Private Money Lenders are a preferred form of financing for many real estate investors because of the
relative ease and speed with which loans are approved. It is a great way to leverage your own funds and enjoy more maneuvering room with your deals.

You’ve heard it is much easier to get approved for private money and that it is faster than getting a decision
on your application from a bank. However, while getting approval from a Private Money Lender is easier and faster, there are still ways your loan can be derailed. Just because it is easier, doesn’t mean it’s a sure thing.

Top Three Reasons A Private Money Lender May Reject A Loan Application

You thought a Private Money Lender would approve anyone, but you forgot one important thing they are still a business. Like any other business, they must earn a profit to stay in business. They would not be in business long if they approved all applications.   Some particular situations may cause a loan to be rejected:

1. Insufficient Equity or Down Payment

A Private Money Lender realizes that there is some risk with any loan, but they don’t want to assume all the risk. As the borrower, the real estate investor will need to have a substantial amount of equity in this property or another property to secure the loan. If this isn’t the case, the real estate investor will need to make a larger down payment on the property instead.

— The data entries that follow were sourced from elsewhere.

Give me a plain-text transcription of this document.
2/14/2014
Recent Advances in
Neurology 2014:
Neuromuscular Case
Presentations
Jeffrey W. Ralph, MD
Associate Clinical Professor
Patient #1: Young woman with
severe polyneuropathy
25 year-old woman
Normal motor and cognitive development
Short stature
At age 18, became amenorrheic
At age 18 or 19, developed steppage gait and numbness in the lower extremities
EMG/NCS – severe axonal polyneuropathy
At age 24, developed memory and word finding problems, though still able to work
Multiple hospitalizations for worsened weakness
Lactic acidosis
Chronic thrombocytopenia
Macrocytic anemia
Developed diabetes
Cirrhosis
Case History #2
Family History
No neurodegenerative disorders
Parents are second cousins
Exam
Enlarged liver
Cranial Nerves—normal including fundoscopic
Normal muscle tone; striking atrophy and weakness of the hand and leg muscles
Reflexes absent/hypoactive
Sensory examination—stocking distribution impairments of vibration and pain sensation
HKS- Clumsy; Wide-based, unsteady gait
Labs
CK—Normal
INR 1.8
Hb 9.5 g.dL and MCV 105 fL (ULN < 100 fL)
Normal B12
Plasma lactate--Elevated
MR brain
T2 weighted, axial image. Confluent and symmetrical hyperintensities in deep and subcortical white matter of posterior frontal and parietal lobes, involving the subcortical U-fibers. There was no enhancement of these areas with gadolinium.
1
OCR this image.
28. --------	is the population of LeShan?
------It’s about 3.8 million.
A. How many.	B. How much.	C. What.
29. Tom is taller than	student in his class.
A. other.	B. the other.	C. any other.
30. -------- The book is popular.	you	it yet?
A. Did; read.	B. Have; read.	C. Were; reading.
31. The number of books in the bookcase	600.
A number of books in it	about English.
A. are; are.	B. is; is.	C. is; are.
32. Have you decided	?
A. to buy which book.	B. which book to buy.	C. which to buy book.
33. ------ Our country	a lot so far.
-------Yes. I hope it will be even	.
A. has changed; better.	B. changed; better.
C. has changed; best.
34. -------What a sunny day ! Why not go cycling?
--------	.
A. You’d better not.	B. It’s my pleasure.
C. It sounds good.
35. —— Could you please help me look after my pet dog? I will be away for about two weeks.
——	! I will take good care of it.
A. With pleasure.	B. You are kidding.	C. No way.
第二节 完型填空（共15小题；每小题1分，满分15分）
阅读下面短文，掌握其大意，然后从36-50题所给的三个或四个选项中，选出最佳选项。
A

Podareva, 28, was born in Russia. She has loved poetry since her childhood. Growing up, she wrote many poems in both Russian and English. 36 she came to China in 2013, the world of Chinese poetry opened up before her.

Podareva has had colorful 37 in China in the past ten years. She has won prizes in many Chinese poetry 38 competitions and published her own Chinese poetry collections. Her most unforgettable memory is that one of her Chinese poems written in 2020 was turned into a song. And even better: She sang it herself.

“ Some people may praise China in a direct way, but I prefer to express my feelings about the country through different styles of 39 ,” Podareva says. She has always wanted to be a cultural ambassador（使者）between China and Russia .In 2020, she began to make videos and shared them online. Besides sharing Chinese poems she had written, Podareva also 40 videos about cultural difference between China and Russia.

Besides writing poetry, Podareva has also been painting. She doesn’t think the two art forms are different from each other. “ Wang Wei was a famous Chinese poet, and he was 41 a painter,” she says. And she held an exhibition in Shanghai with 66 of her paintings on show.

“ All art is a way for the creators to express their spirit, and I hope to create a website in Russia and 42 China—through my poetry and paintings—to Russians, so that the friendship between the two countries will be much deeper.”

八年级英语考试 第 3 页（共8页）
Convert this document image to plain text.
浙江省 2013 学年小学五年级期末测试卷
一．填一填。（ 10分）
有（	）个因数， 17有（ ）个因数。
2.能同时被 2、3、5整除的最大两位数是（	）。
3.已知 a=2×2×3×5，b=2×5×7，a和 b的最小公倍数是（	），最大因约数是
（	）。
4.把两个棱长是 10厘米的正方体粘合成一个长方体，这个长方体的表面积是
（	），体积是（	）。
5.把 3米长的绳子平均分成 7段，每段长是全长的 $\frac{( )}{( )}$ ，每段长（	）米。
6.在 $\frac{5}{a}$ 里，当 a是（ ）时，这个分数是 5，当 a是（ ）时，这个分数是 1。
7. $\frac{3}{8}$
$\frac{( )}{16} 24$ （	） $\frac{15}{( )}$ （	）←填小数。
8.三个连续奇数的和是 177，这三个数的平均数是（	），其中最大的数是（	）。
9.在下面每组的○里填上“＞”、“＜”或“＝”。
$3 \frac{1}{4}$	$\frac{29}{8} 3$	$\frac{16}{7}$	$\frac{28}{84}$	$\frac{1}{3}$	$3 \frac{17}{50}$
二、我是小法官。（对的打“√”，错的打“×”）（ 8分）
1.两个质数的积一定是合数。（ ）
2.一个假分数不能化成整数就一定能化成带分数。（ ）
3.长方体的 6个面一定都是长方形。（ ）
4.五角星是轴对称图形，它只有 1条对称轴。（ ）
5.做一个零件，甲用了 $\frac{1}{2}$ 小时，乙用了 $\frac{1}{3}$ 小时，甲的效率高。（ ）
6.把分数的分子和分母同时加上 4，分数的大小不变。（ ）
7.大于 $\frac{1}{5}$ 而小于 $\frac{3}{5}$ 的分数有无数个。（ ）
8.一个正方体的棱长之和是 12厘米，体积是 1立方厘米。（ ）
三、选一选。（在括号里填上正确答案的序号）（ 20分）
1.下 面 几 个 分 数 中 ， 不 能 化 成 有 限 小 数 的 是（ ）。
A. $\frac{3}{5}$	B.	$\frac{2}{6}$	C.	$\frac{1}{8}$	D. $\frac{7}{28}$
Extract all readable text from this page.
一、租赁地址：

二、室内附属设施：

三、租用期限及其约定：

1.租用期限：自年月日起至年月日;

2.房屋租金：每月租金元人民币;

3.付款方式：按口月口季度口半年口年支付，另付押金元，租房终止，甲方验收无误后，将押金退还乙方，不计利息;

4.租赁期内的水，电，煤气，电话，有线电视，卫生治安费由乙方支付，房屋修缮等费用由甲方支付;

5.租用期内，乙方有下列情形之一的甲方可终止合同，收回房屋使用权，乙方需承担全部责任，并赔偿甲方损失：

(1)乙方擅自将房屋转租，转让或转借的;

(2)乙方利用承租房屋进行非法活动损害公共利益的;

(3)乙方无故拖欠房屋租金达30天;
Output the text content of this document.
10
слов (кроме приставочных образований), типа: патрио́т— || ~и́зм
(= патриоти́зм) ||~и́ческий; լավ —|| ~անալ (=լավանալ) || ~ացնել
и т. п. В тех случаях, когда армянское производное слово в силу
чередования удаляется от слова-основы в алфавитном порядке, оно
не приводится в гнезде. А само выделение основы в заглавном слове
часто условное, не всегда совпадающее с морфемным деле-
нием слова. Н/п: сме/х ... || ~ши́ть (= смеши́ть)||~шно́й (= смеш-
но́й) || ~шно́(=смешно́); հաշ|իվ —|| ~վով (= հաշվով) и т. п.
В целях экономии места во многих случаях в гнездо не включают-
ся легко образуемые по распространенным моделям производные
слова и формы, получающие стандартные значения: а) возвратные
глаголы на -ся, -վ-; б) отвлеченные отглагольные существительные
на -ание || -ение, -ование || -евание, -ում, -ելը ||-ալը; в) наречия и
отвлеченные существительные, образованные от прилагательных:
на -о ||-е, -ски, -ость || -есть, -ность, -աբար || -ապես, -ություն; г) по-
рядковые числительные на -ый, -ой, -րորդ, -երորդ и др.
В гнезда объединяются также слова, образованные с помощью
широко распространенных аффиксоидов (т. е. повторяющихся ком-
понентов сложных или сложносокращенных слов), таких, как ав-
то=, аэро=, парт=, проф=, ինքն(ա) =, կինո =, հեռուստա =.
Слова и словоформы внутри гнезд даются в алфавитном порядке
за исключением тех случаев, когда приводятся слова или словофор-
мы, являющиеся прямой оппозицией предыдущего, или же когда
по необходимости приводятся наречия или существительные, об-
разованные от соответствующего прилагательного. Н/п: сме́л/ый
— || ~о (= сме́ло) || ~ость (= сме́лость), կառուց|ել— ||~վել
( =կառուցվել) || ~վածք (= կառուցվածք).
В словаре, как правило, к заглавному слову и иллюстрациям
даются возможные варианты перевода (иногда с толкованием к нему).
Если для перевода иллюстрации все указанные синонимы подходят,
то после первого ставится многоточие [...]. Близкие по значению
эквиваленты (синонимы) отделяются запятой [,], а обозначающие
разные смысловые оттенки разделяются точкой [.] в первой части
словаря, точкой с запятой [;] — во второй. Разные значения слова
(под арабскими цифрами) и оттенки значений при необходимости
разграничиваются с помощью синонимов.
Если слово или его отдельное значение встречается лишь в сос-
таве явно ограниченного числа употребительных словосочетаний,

The Private Money Lender may reject the loan application if the real estate investor can’t do either.

2. Insufficient Income

The Private Money Lender needs to believe that the loan will be repaid over the term. The real estate investor must show that they can make the monthly payments for the term. If the real estate investor cannot show enough income to make the payments, the loan will be denied.

3. Exit Strategy

The loan term from a Private Money Lender is usually short-term. The loan will likely have a balloon payment at the end. Most real estate investors will not have reserves to pay off the balloon. Before approving your initial loan, the private moneylender will want to know the real estate investor’s exit strategy.

  • Sell the property
  • Sell a different property
  • Refinance with a new private money loan
  • Obtain a conventional loan

If the Private Money Lender doesn’t see that the real estate investor planned their exit strategy, the loan application may be rejected.